Thu, Aug 29, 2013 - Page 3 News List

Minister insists that passport procedures are normal practice

By Mo Yan-chih  /  Staff reporter

Minister of Foreign Affairs David Lin answers questions about the alleged privileges granted to Vice President Wu Den-yih’s grandson at a Chinese Nationalist Party (KMT) Central Standing Committee meeting in Taipei yesterday.

Photo: Chen Chih-chu, Taipei Times

Minister of Foreign Affairs David Lin (林永樂) yesterday insisted that emergency passport application and renewal procedures at the airport are regular services, and said the ministry has no grievances over Vice President Wu Den-yih’s (吳敦義) complaint that it has failed to promote them.

“There are absolutely no grievances … The ministry authorized the Bureau of Consular Affairs to handle related matters. The procedures [for passport applications] have not been changed,” he said before attending a Chinese Nationalist Party’s (KMT) Central Standing Committee meeting.

Lin’s comments came in the wake of an incident in which Wu’s daughter was able to get her son’s passport renewed just before boarding a flight on Friday last week.

Facing accusations of favoritism, the bureau later announced that Taiwanese who do not have a passport or whose passport is invalid can have it renewed at Taiwan Taoyuan International Airport, as long as they have paid for their flight tickets and they are departing within 12 hours.

Wu, in denying that his daughter had received preferential treatment, said the ministry’s failing to promote the service had led to misunderstanding.

Meanwhile, presenting a report at the Central Standing Committee meeting on President Ma Ying-jeou’s (馬英九) recent trip to Paraguay and three of the nation’s allies in the Caribbean, Lin said the trip had enhanced diplomatic ties and raised Taiwan’s international profile as a peace-loving country.

Ma said the trip was part of his administration’s efforts to promote “flexible diplomacy.”
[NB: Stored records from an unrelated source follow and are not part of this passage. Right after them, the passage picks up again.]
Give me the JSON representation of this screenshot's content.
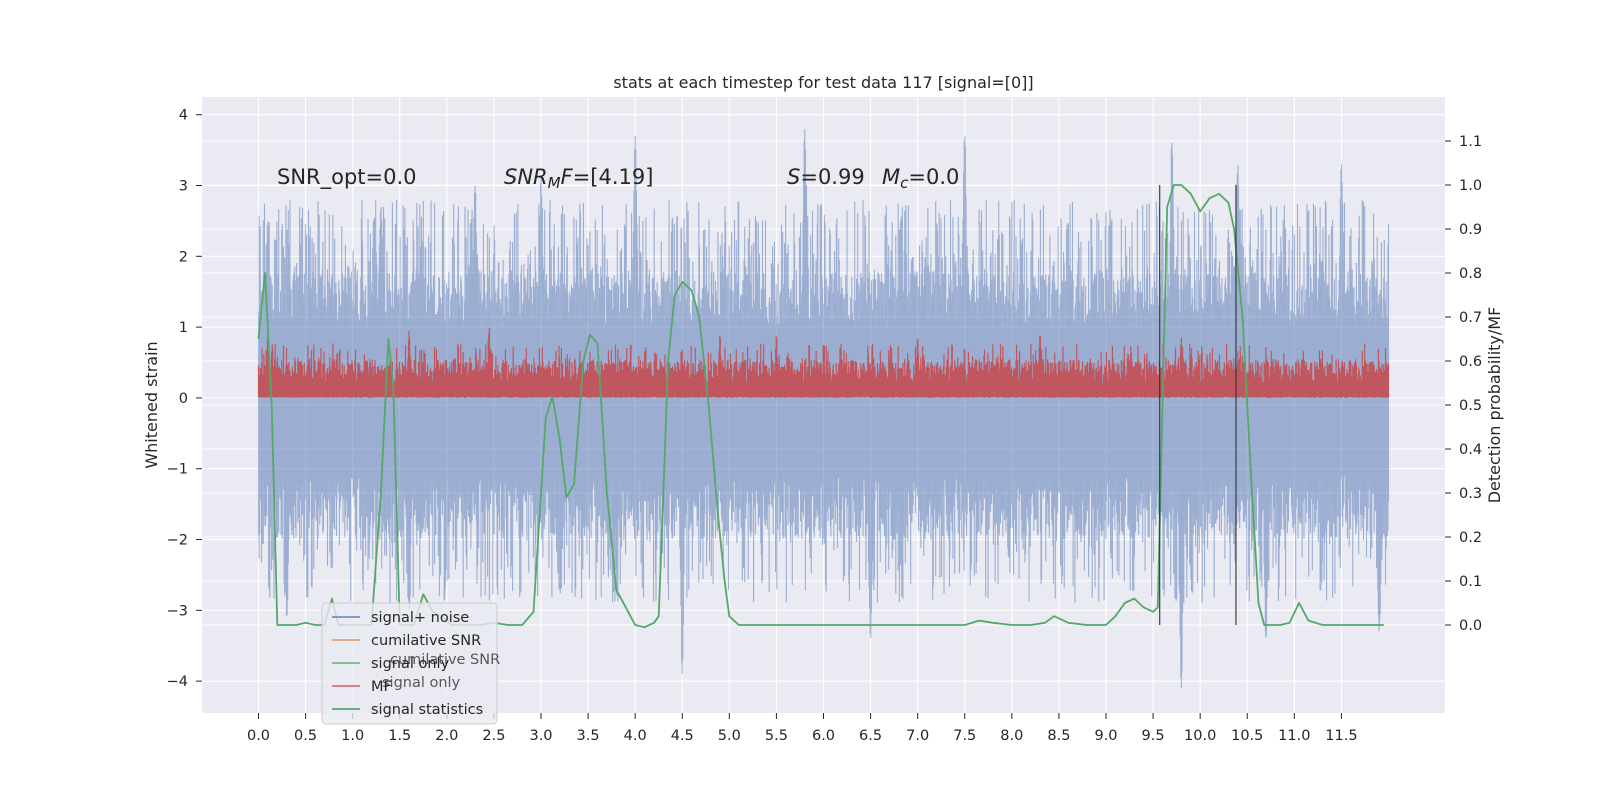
{
  "chart_data": {
    "type": "line",
    "title": "stats at each timestep for test data 117 [signal=[0]]",
    "xlabel": "",
    "ylabel_left": "Whitened strain",
    "ylabel_right": "Detection probability/MF",
    "xlim": [
      -0.6,
      12.6
    ],
    "ylim_left": [
      -4.45,
      4.25
    ],
    "ylim_right": [
      -0.2,
      1.2
    ],
    "xticks": [
      0.0,
      0.5,
      1.0,
      1.5,
      2.0,
      2.5,
      3.0,
      3.5,
      4.0,
      4.5,
      5.0,
      5.5,
      6.0,
      6.5,
      7.0,
      7.5,
      8.0,
      8.5,
      9.0,
      9.5,
      10.0,
      10.5,
      11.0,
      11.5
    ],
    "xtick_labels": [
      "0.0",
      "0.5",
      "1.0",
      "1.5",
      "2.0",
      "2.5",
      "3.0",
      "3.5",
      "4.0",
      "4.5",
      "5.0",
      "5.5",
      "6.0",
      "6.5",
      "7.0",
      "7.5",
      "8.0",
      "8.5",
      "9.0",
      "9.5",
      "10.0",
      "10.5",
      "11.0",
      "11.5"
    ],
    "yticks_left": [
      4,
      3,
      2,
      1,
      0,
      -1,
      -2,
      -3,
      -4
    ],
    "ytick_labels_left": [
      "4",
      "3",
      "2",
      "1",
      "0",
      "−1",
      "−2",
      "−3",
      "−4"
    ],
    "yticks_right": [
      1.1,
      1.0,
      0.9,
      0.8,
      0.7,
      0.6,
      0.5,
      0.4,
      0.3,
      0.2,
      0.1,
      0.0
    ],
    "ytick_labels_right": [
      "1.1",
      "1.0",
      "0.9",
      "0.8",
      "0.7",
      "0.6",
      "0.5",
      "0.4",
      "0.3",
      "0.2",
      "0.1",
      "0.0"
    ],
    "grid": true,
    "annotations": {
      "snr_opt": "SNR_opt=0.0",
      "snr_mf": "[4.19]",
      "s_value": "0.99",
      "mc_value": "0.0"
    },
    "series": [
      {
        "name": "signal+ noise",
        "axis": "left",
        "color": "#4c72b0",
        "opacity": 0.5,
        "x_range": [
          0.0,
          12.0
        ],
        "envelope": {
          "upper_typical": 1.8,
          "lower_typical": -2.0,
          "upper_peaks": [
            [
              0.1,
              2.5
            ],
            [
              1.3,
              2.7
            ],
            [
              2.3,
              3.0
            ],
            [
              3.0,
              3.1
            ],
            [
              4.0,
              3.7
            ],
            [
              5.8,
              3.8
            ],
            [
              7.5,
              3.7
            ],
            [
              9.7,
              3.6
            ],
            [
              10.4,
              3.3
            ],
            [
              11.5,
              3.3
            ]
          ],
          "lower_peaks": [
            [
              0.3,
              -3.1
            ],
            [
              1.6,
              -3.0
            ],
            [
              4.5,
              -3.9
            ],
            [
              6.5,
              -3.4
            ],
            [
              9.8,
              -4.1
            ],
            [
              10.7,
              -3.4
            ],
            [
              11.9,
              -3.3
            ]
          ]
        }
      },
      {
        "name": "cumilative SNR",
        "axis": "right",
        "color": "#dd8452",
        "opacity": 0.5,
        "x": [],
        "y": []
      },
      {
        "name": "signal only",
        "axis": "left",
        "color": "#55a868",
        "opacity": 0.5,
        "x": [],
        "y": []
      },
      {
        "name": "MF",
        "axis": "left",
        "color": "#c44e52",
        "opacity": 0.9,
        "x_range": [
          0.0,
          12.0
        ],
        "envelope": {
          "upper_typical": 0.55,
          "lower_typical": 0.02,
          "upper_peaks": [
            [
              0.1,
              0.9
            ],
            [
              1.6,
              0.95
            ],
            [
              2.45,
              1.0
            ],
            [
              4.9,
              0.9
            ],
            [
              5.5,
              0.9
            ],
            [
              7.0,
              0.85
            ],
            [
              8.3,
              0.9
            ],
            [
              9.8,
              0.85
            ]
          ]
        }
      },
      {
        "name": "signal statistics",
        "axis": "right",
        "color": "#55a868",
        "opacity": 1.0,
        "x": [
          0.0,
          0.07,
          0.14,
          0.2,
          0.3,
          0.4,
          0.5,
          0.6,
          0.7,
          0.78,
          0.85,
          0.92,
          1.0,
          1.1,
          1.2,
          1.3,
          1.38,
          1.43,
          1.5,
          1.57,
          1.65,
          1.75,
          1.85,
          1.95,
          2.05,
          2.2,
          2.35,
          2.5,
          2.65,
          2.8,
          2.92,
          3.0,
          3.05,
          3.12,
          3.2,
          3.27,
          3.35,
          3.45,
          3.52,
          3.6,
          3.7,
          3.8,
          3.9,
          4.0,
          4.1,
          4.2,
          4.25,
          4.3,
          4.35,
          4.42,
          4.5,
          4.6,
          4.68,
          4.78,
          4.88,
          4.95,
          5.0,
          5.1,
          5.3,
          5.5,
          5.8,
          6.2,
          6.6,
          7.0,
          7.3,
          7.5,
          7.65,
          7.8,
          8.0,
          8.2,
          8.35,
          8.45,
          8.6,
          8.8,
          9.0,
          9.1,
          9.2,
          9.3,
          9.4,
          9.5,
          9.55,
          9.6,
          9.65,
          9.72,
          9.8,
          9.9,
          10.0,
          10.1,
          10.2,
          10.3,
          10.36,
          10.45,
          10.55,
          10.62,
          10.68,
          10.75,
          10.85,
          10.95,
          11.05,
          11.15,
          11.3,
          11.5,
          11.7,
          11.85,
          11.95
        ],
        "y": [
          0.65,
          0.8,
          0.5,
          0.0,
          0.0,
          0.0,
          0.005,
          0.0,
          0.0,
          0.06,
          0.0,
          0.0,
          0.0,
          0.0,
          0.0,
          0.3,
          0.65,
          0.55,
          0.0,
          0.0,
          0.0,
          0.07,
          0.03,
          0.02,
          0.0,
          0.0,
          0.0,
          0.005,
          0.0,
          0.0,
          0.03,
          0.3,
          0.47,
          0.52,
          0.42,
          0.29,
          0.32,
          0.6,
          0.66,
          0.64,
          0.3,
          0.08,
          0.04,
          0.0,
          -0.005,
          0.005,
          0.02,
          0.3,
          0.6,
          0.75,
          0.78,
          0.76,
          0.7,
          0.5,
          0.25,
          0.1,
          0.02,
          0.0,
          0.0,
          0.0,
          0.0,
          0.0,
          0.0,
          0.0,
          0.0,
          0.0,
          0.01,
          0.005,
          0.0,
          0.0,
          0.005,
          0.02,
          0.005,
          0.0,
          0.0,
          0.02,
          0.05,
          0.06,
          0.04,
          0.03,
          0.04,
          0.5,
          0.95,
          1.0,
          1.0,
          0.98,
          0.94,
          0.97,
          0.98,
          0.96,
          0.9,
          0.7,
          0.3,
          0.05,
          0.0,
          0.0,
          0.0,
          0.005,
          0.05,
          0.01,
          0.0,
          0.0,
          0.0,
          0.0,
          0.0
        ]
      }
    ],
    "vertical_lines": [
      {
        "x": 9.57,
        "y_range_right": [
          0.0,
          1.0
        ],
        "color": "#333333"
      },
      {
        "x": 10.38,
        "y_range_right": [
          0.0,
          1.0
        ],
        "color": "#333333"
      }
    ],
    "legend": {
      "location": "lower-left",
      "entries": [
        {
          "label": "signal+ noise",
          "color": "#4c72b0"
        },
        {
          "label": "cumilative SNR",
          "color": "#dd8452"
        },
        {
          "label": "signal only",
          "color": "#55a868"
        },
        {
          "label": "MF",
          "color": "#c44e52"
        },
        {
          "label": "signal statistics",
          "color": "#55a868"
        }
      ],
      "ghost_text": [
        "cumilative SNR",
        "signal only"
      ]
    }
  },
  "colors": {
    "axes_bg": "#eaeaf2",
    "grid": "#ffffff",
    "text": "#262626",
    "page_bg": "#ffffff"
  }
}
Besides consolidating diplomatic ties with Taiwan’s allies, the trip also enhanced communication with the US during Ma’s transit stops, as US officials gave positive responses to Taiwan’s handling of cross-strait relations, and disputes with Japan and the Philippines over fishing rights, he said.

“We’ve been promoting flexible diplomacy over the years, and we did not waste a penny. All the money was spent legitimately to help us win respect in the international community,” he said.

Ma began his tour on Aug. 11 with a visit to Haiti after a transit stop in New York. He also visited three other Caribbean allies — Saint Lucia, Saint Vincent and the Grenadines, and Saint Kitts and Nevis — and Paraguay in South America, where he attended the inauguration of Paraguayan President Horacio Cartes. He returned to Taiwan on Aug. 21.